What is a photosite?

When people talk about cameras, they invariably talk about pixels, or rather megapixels. The new Fujifilm X-S20 has 26 megapixels. This means that the image produced by the camera will contain 26 million pixels. But the sensor itself does not have any pixels, the sensor has photosites.

The job of photosites is to capture photons of light. After a bunch of processing, the data captured by each photosite is converted into a digital signal, and processed into a pixel. All the photosites on a sensor contribute to the resultant image. On a sensor there are two numbers used to define the number of photosites. The first is the physical sensor resolution which is the actual number of physical photosites found on the sensor. For example on the Sony a7RV (shown below), there are 9566×6377 physical photosites (61MP). However not all the photosites are used to create an image – the ones that are form the maximum image resolution, i.e. the maximum number of pixels in an image. For the Sony a7RV this is 9504×6336 photosites (60.2MP) used to create an image. This is sometimes known as the effective number of photosites.

The Sony a7R V

There are two major differences between photosites and pixels. Firstly, photosites are physical entities, pixels are not, they are digital entities. Secondly, while photosites have a size, and are different based on the sensor type, and number of photosites on a sensor, pixels are dimensionless. For example each photosite on the Sony a7RV has a pitch (width) of 3.73µm, and an area of 13.91µm2.

What is a pixel?

So camera sensors don’t have pixels, but what is a pixel?

A pixel is short for picture element, and represents the essential building block of images. The term was first coined in 1965, in two different academic articles in SPIE Proceedings in 1965, written by Fred C. Billingsley of Caltech’s Jet Propulsion Laboratory. An alternative, pel, was introduced by William F. Schreiber of MIT in the Proceedings of the IEEE in 1967 (but it never really caught on).

Pixels are square in shape. In the context of digital cameras, a pixel is derived from the digitization of a signal from a sensor photosite. Pixels come together in a rectangular grid to form an image. An image is somewhat like a mosaic in structure. Each pixel provides data for representing the entire picture being digitized. 

Picture showing relationship between an image and a pixel.

What are the characteristics of a pixel? Firstly a pixel is dimensionless.
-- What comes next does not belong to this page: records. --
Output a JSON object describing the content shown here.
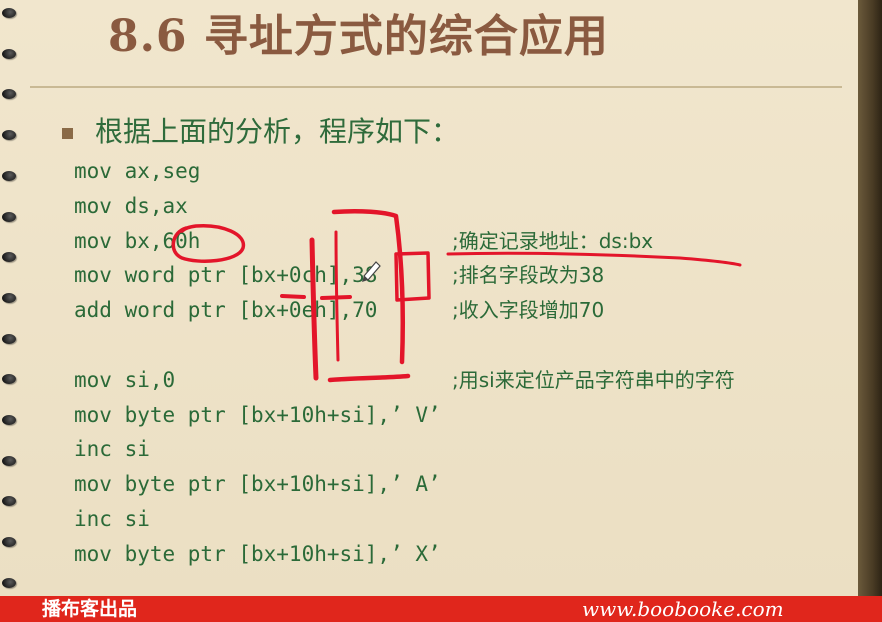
{
  "slide": {
    "title": "8.6 寻址方式的综合应用",
    "heading": "根据上面的分析，程序如下："
  },
  "code": {
    "lines": [
      "mov ax,seg",
      "mov ds,ax",
      "mov bx,60h",
      "mov word ptr [bx+0ch],38",
      "add word ptr [bx+0eh],70",
      "",
      "mov si,0",
      "mov byte ptr [bx+10h+si],’ V’",
      "inc si",
      "mov byte ptr [bx+10h+si],’ A’",
      "inc si",
      "mov byte ptr [bx+10h+si],’ X’"
    ],
    "comments": {
      "bx": ";确定记录地址：ds:bx",
      "rank": ";排名字段改为38",
      "income": ";收入字段增加70",
      "si": ";用si来定位产品字符串中的字符"
    }
  },
  "footer": {
    "brand": "播布客出品",
    "url": "www.boobooke.com"
  },
  "colors": {
    "title": "#8a5a40",
    "text": "#2b6a38",
    "annotation": "#e3152a",
    "footer": "#e0261c"
  }
}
Pixels are not visible unless an image is overly enlarged, and their perceived “size” is directly related to the size of pixels on a physical device. An image shown on a mobile device will be deemed to have smaller pixels than an image shown on a 4K television.

Pixels have a value associated with them which represents their “colour”. This value relates to luminance in the case of a grayscale image, with a pixel taking a value between black (0) and white (255). In the case of a colour image this is both luminance and chrominance. A pixel in a colour image typically has three components, one for Red, one for Green, and one for Blue, or RGB – when the values are combined they derive a single colour.

The precision to which a pixel can specify colour is called its bit depth or colour depth. For example a typical grayscale image is 8-bit, or contains 2^8=256 shades of gray. A typical colour image is 24-bit, or 8 bits for each of Red, Green and Blue, providing 2^24 or 16,777,216 different colours.

A single pixel considered in isolation conveys information on the luminance and/or chrominance of a single location in an image. A group of pixels with similar characteristics, e.g. chrominance or luminance, can coallesc together to form an object. A pixel is surrounded by eight neighbouring pixels, four of which are direct, or adjacent, neighbours, and four of which are indirect or diagonal neighbours.

pixel neighbours
Pixel neighbours: The red pixels are the direct neighbours, while the blue pixels are the indirect neighbours.

The more pixels an image contains, the more detail it has the ability to describe. This is known as image resolution. Consider the two pictures of the word “Leica” below. The high resolution version has 687×339 pixels, whereas the low resolution image is 25% of its size, at 171×84 pixels. The high resolution image has more pixels, and hence more detail.